At first Marty seems unsocialized, calculating, and emotionally remote. This … is still the case in Season 2. It just so happens that all those qualities fit quite nicely with being a burgeoning crime kingpin in rural Missouri. When the Byrdes settle into their new surroundings in the first season, their ostensible goal is to live another day. But Marty takes to the Ozarks like Walter White to a meth lab. Only instead of tinkering with different chemical elements, Byrde moves around money and manipulates the books of several businesses that he invests his drug money in. He lords his urbanity and assumed intellectual superiority over the townsfolk, with Bateman playing his Glib Asshole In Khakis routine to perfection. Marty unwittingly creates a surrogate family out of his business associates—the aforementioned Ruth and a restaurateur named Rachel, played by Jordana Spiro. By contrast, he treats his own family more and more like a business. In fact, he explicitly tells his wife in the beginning of the second episode that they are no longer husband and wife, they are business partners, and their job is to raise their kids. He also says the only thing that helps him sleep at night is thinking about the sound Wendy’s lover’s body made when it hit the pavement. She punches him in the face for saying that. It doesn’t seem to make much of an impression.

At various points throughout the first season, the Byrdes grow closer and seem more sincerely invested in one another’s safety, if not happiness, but there is always a caustic, low-level loathing that you can feel among them. The circumstances (i.e. the possibility that, at any given moment, someone could be skinned alive or dumped in a lake with a bullet in the back of their head) create an atmosphere of emotional candor. There is no time for signals or suggestions, but amid all that confrontation, one thing never gets said: Marty is on death’s doorstep, but he’s obviously never felt more alive.

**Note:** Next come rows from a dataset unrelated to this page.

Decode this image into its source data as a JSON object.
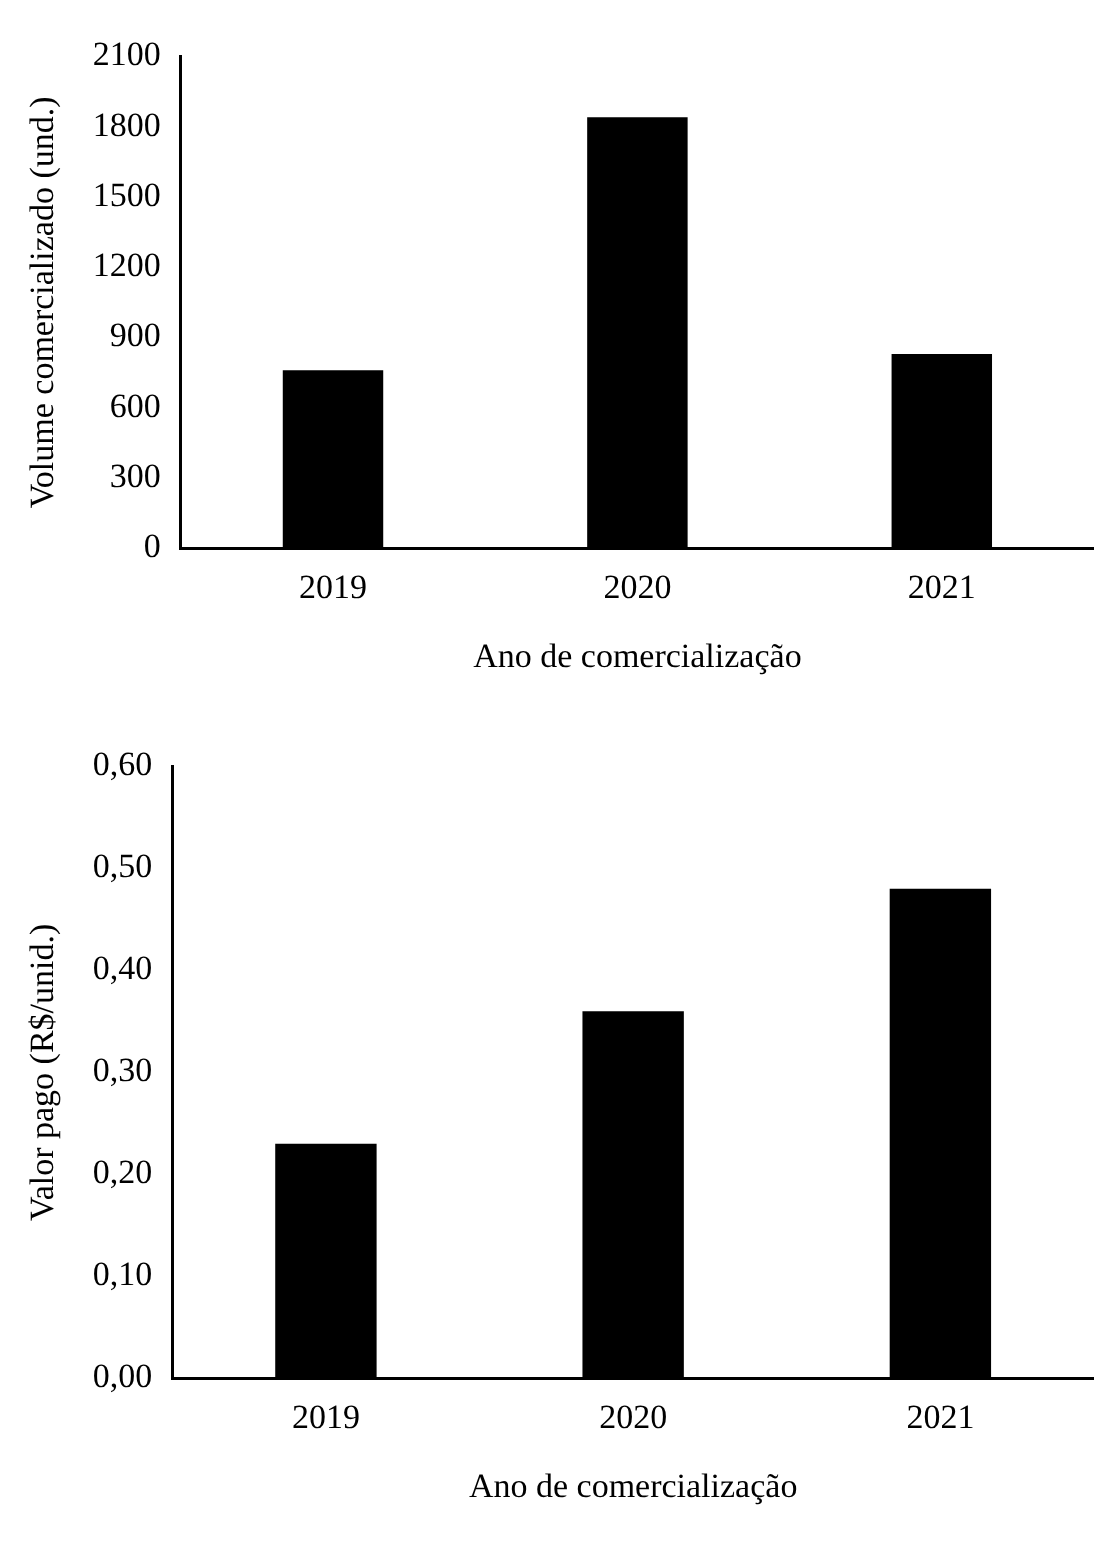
{
  "chart_data": [
    {
      "type": "bar",
      "xlabel": "Ano de comercialização",
      "ylabel": "Volume comercializado (und.)",
      "categories": [
        "2019",
        "2020",
        "2021"
      ],
      "values": [
        760,
        1840,
        830
      ],
      "color": "#000000",
      "ylim": [
        0,
        2100
      ],
      "yticks": [
        0,
        300,
        600,
        900,
        1200,
        1500,
        1800,
        2100
      ],
      "grid": false,
      "legend": false
    },
    {
      "type": "bar",
      "xlabel": "Ano de comercialização",
      "ylabel": "Valor pago (R$/unid.)",
      "categories": [
        "2019",
        "2020",
        "2021"
      ],
      "values": [
        0.23,
        0.36,
        0.48
      ],
      "color": "#000000",
      "ylim": [
        0,
        0.6
      ],
      "yticks": [
        {
          "value": 0,
          "label": "0,00"
        },
        {
          "value": 0.1,
          "label": "0,10"
        },
        {
          "value": 0.2,
          "label": "0,20"
        },
        {
          "value": 0.3,
          "label": "0,30"
        },
        {
          "value": 0.4,
          "label": "0,40"
        },
        {
          "value": 0.5,
          "label": "0,50"
        },
        {
          "value": 0.6,
          "label": "0,60"
        }
      ],
      "grid": false,
      "legend": false
    }
  ]
}
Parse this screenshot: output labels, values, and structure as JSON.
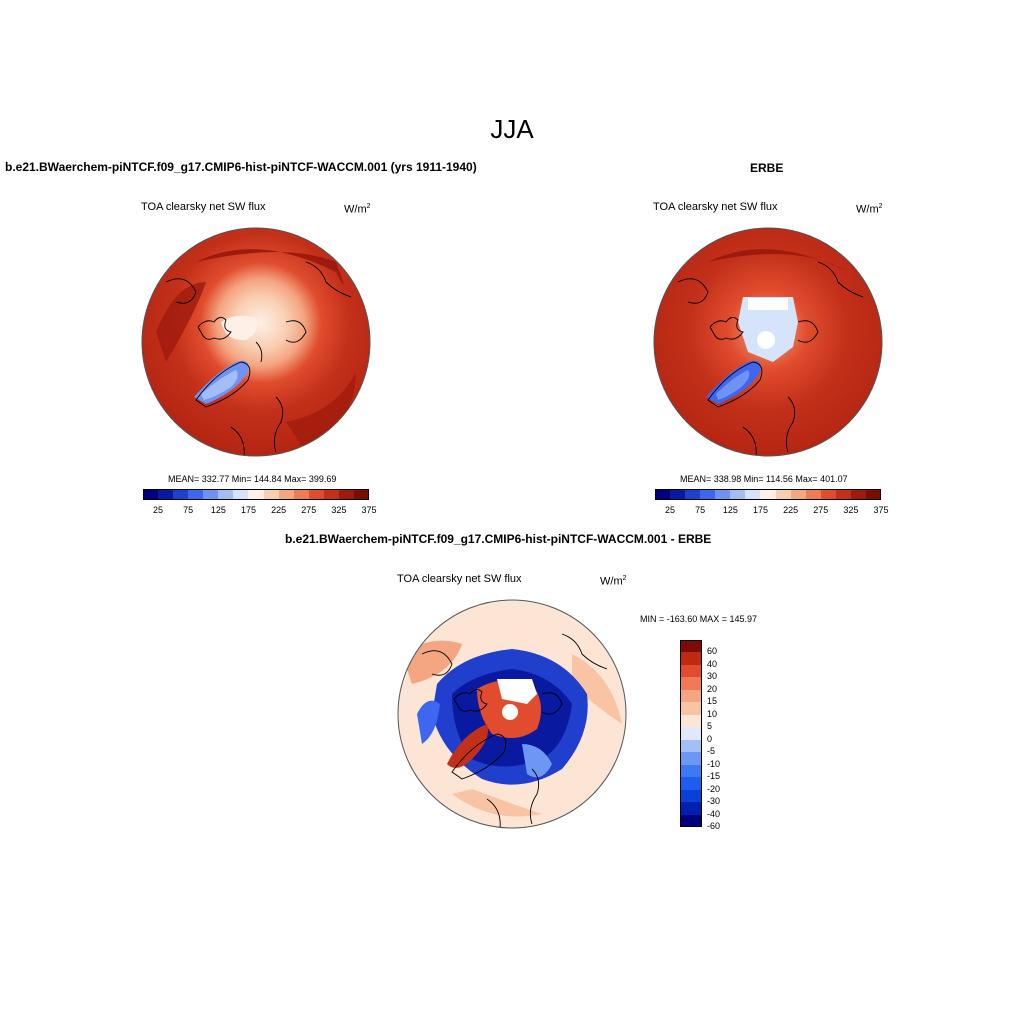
{
  "figure": {
    "title": "JJA",
    "top_left_title": "b.e21.BWaerchem-piNTCF.f09_g17.CMIP6-hist-piNTCF-WACCM.001 (yrs 1911-1940)",
    "top_right_title": "ERBE",
    "bottom_title": "b.e21.BWaerchem-piNTCF.f09_g17.CMIP6-hist-piNTCF-WACCM.001 - ERBE"
  },
  "panels": {
    "model": {
      "variable": "TOA clearsky net SW flux",
      "units_base": "W/m",
      "units_exp": "2",
      "stats": "MEAN= 332.77  Min= 144.84  Max= 399.69"
    },
    "obs": {
      "variable": "TOA clearsky net SW flux",
      "units_base": "W/m",
      "units_exp": "2",
      "stats": "MEAN= 338.98  Min= 114.56  Max= 401.07"
    },
    "diff": {
      "variable": "TOA clearsky net SW flux",
      "units_base": "W/m",
      "units_exp": "2",
      "stats": "MIN = -163.60 MAX = 145.97"
    }
  },
  "colorbars": {
    "abs_colors": [
      "#00007f",
      "#0a1aa0",
      "#1f3fcc",
      "#3d67f0",
      "#6e93f5",
      "#a4bdf7",
      "#d6e4fb",
      "#fdf0e6",
      "#f9cfb3",
      "#f4a582",
      "#ef7a57",
      "#e04c2d",
      "#c3301a",
      "#9e1a0c",
      "#7a0d05"
    ],
    "abs_ticks": [
      "25",
      "75",
      "125",
      "175",
      "225",
      "275",
      "325",
      "375"
    ],
    "diff_colors": [
      "#00007f",
      "#001fb0",
      "#0a3fd8",
      "#1f5cf0",
      "#3d79f3",
      "#6e97f5",
      "#a4bef7",
      "#dfe9fb",
      "#fde5d6",
      "#f8c4a3",
      "#f4a582",
      "#ef7a57",
      "#e04c2d",
      "#c0280f",
      "#800a05"
    ],
    "diff_ticks": [
      "-60",
      "-40",
      "-30",
      "-20",
      "-15",
      "-10",
      "-5",
      "0",
      "5",
      "10",
      "15",
      "20",
      "30",
      "40",
      "60"
    ]
  }
}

In the second season, his wife has what he’s having. Wendy Byrde’s past as a Chicago political operator comes in handy as the family tries to expand their empire beyond strip clubs and funeral parlors, into the world of casinos. In this new and dangerous land, they feel something they never had in their old lives: importance. They talk about working just enough to leave it all behind, but like any good self-aware crime-show characters, they must know there’s no such thing as one last job.

What’s remarkable is how little all of it seems to trouble the Byrdes. There’s no time to stare out the window; there’s barely any time to sleep. The show compresses experience, moving at such a fast pace that characters are forced to be radically confrontational. And as Ozark winds on, it positions itself as a critique of what individuals will do to sustain the illusion of normalcy in a nuclear family. It’s about what happens when survival bleeds into ambition. Those two impulses can start to feel the same. And that creates a fluid definition of what is morally palatable.